Big data developments in 2015 show a significant metamorphosis from how multiple organizations used to store their information just a few years ago. The direction of how data is stored is increasingly shifting toward measuring data agility as opposed to the storage and management of key data sources. The investment and activity capacity of big data projects will be directly related to the impact of an organization's operations when processing and analyzing data, the rate and flexibility in which organizations respond to changing trends among consumers, markets, the competition, as well as to the operation's current status. Organizations can leverage the benefits of big data via data lakes.
Another big data trend organizations will focus on in 2015 revolves around the non-stop, real-time access and processing of data and events in data lakes. This will deliver awareness for organizations when supporting bigger queries and reports when initiating real-time processing and integrating file-based, Hadoop and BI systems into their large-scale processing platforms. There is a high value potential associated with data lakes because they reduce the per-terabyte storage cost to businesses and are easy to upgrade, downsize and adjust.

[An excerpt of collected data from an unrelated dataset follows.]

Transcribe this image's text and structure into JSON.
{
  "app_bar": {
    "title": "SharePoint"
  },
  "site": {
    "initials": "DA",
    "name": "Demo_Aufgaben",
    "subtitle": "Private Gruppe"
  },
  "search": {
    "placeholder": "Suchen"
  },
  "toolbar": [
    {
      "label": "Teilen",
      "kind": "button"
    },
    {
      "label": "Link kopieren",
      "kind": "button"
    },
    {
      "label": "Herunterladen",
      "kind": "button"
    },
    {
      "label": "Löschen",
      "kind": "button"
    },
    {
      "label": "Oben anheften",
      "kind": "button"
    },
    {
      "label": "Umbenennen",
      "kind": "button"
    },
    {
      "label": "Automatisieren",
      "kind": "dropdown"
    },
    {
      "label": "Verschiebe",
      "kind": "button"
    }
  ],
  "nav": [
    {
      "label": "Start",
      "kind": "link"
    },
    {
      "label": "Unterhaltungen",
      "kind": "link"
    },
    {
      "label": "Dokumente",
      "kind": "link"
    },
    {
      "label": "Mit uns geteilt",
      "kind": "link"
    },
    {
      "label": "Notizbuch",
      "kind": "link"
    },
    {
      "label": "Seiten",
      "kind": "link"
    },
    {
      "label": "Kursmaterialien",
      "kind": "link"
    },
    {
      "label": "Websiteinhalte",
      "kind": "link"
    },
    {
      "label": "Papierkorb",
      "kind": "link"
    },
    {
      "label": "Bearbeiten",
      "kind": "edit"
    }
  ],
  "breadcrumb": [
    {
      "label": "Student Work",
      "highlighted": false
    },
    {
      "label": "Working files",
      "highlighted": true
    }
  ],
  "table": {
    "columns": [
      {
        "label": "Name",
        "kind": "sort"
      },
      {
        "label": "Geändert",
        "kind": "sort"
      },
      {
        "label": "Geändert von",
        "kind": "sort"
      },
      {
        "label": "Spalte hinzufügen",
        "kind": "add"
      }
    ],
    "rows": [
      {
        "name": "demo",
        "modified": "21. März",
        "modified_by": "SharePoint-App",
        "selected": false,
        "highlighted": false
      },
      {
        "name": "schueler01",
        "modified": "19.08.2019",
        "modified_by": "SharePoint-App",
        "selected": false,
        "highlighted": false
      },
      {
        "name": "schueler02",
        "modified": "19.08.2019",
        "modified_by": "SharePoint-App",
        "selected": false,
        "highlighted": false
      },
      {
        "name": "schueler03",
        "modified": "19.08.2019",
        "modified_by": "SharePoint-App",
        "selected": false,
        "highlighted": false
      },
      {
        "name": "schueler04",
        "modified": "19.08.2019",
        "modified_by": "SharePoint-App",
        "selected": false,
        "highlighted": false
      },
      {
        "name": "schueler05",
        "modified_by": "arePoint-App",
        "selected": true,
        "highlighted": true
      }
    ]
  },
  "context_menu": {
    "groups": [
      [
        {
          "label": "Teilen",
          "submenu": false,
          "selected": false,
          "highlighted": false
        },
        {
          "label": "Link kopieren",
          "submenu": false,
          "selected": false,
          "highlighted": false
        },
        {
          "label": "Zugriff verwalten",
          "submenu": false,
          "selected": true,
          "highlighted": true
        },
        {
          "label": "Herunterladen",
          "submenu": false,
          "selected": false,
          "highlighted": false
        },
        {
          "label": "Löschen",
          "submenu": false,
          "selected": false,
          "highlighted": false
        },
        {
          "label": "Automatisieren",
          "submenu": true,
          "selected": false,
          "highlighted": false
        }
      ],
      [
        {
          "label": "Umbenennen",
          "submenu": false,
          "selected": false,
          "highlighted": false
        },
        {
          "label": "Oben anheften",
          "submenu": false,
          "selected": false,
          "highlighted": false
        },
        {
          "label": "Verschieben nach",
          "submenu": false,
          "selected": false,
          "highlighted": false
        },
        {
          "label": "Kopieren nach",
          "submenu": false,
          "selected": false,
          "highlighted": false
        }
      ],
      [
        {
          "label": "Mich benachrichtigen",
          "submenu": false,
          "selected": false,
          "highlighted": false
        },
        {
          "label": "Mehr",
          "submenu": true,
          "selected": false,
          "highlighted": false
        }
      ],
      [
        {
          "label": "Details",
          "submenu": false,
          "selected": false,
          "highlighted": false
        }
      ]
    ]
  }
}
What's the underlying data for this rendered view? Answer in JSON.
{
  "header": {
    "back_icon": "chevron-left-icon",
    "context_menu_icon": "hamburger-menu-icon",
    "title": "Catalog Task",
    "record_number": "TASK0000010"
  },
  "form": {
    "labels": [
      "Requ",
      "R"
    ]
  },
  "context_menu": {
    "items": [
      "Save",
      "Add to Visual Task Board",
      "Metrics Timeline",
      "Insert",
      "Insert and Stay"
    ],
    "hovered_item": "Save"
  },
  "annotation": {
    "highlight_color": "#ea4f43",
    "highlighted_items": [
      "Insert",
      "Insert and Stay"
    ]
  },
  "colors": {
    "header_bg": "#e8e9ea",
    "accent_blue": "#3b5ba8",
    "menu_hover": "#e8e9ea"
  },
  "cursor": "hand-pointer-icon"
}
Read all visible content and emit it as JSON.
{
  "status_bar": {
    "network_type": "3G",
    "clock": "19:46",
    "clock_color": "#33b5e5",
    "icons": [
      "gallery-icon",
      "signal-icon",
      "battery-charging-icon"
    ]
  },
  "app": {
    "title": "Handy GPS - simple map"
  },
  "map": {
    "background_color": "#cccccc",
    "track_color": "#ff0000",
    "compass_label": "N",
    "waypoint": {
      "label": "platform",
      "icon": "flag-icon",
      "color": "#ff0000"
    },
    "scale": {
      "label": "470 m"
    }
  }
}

An excel dashboard is a graphical presentation of data findings and analysis into a condensed, executive summary view. It is especially beneficial to use when clients need to retrieve and read large segments of data from a data lake. Due to its flexibility, organizations can design and implement this dashboard in virtually any way they like without using columns and rows to bring data into their spreadsheets. They also have the advantage of managing and linking charts and tables to their data and can receive reports via the dashboard. Data can be imported using two basic structures: a flat file and a pivot table. In general, pivot tables create larger files with faster calculations while a flat file will create smaller files. Depending on the formula used to select data, it must be tested to analyze performance issues related to a business project.
Self-Service Big Data
In 2015, advanced organizations will progress toward data bindings on execution and steer away from a central structure to meet ongoing requirements. Self service data helps in two ways, It saves time and expenses for the IT department and provides direct data exploration for data scientists, data analysts and web developers. Historically big data required a huge investment in hardware and niche specific types of training for employees. Now with cloud computing and the "self service" mindset big data tools are competing for smaller and smaller business, thus lowering the barrier of entry. Self-service data also speeds the ability of organizations to tap into new data sources and respond to opportunities and security threats.
Enterprise architecture will be at the forefront as organizations quickly adopt it in their big data agendas. In 2015, the market will concentrate on the diversity across multiple platforms and the architecture required to integrate Hadoop into the organization's data center. When organizations utilize Hadoop technology, they are presented with a well-defined, detailed statement of requirements needed for big data applications, such as business continuity and high availability.
Big Data's Relationship With Cloud Computing
Big data involves the collection, storage, search, analysis and visualization of very large volumes of information. Typically managed as a pay-as-you-go service, cloud computing is a paradigm that lets individuals and organizations invest in digital resources that can be scaled or upgraded in real-time based on each client's needs and resources. The agility of cloud computing makes it a perfect match for big data projects since it makes the process of structuring and managing big data more cost-effective.
Making Sense of Big Data Projects
Although big data storage in 2015 has taken on a more sophisticated approach regarding how organizations conduct their operations, it may still need to be fine-tuned. Consumable data displayed in the form of a dashboard is an effective format to eliminate the need of opening many workbooks and worksheets to scan and find specific data. It also helps decrease the cost associated with big data maintenance and updates by assigning it structure. Moreover, cloud computing resources are needed to support big data storage as well, since it allows organizations to jumpstart and run their applications faster, and improves IT manageability and IT maintenance. As a result, IT can adjust its resources more rapidly to better handle unpredictable and fluctuating business demands. It makes sense, then, that organizations would use both of these resources to improve the efficiency of their operations and increase their profit margins.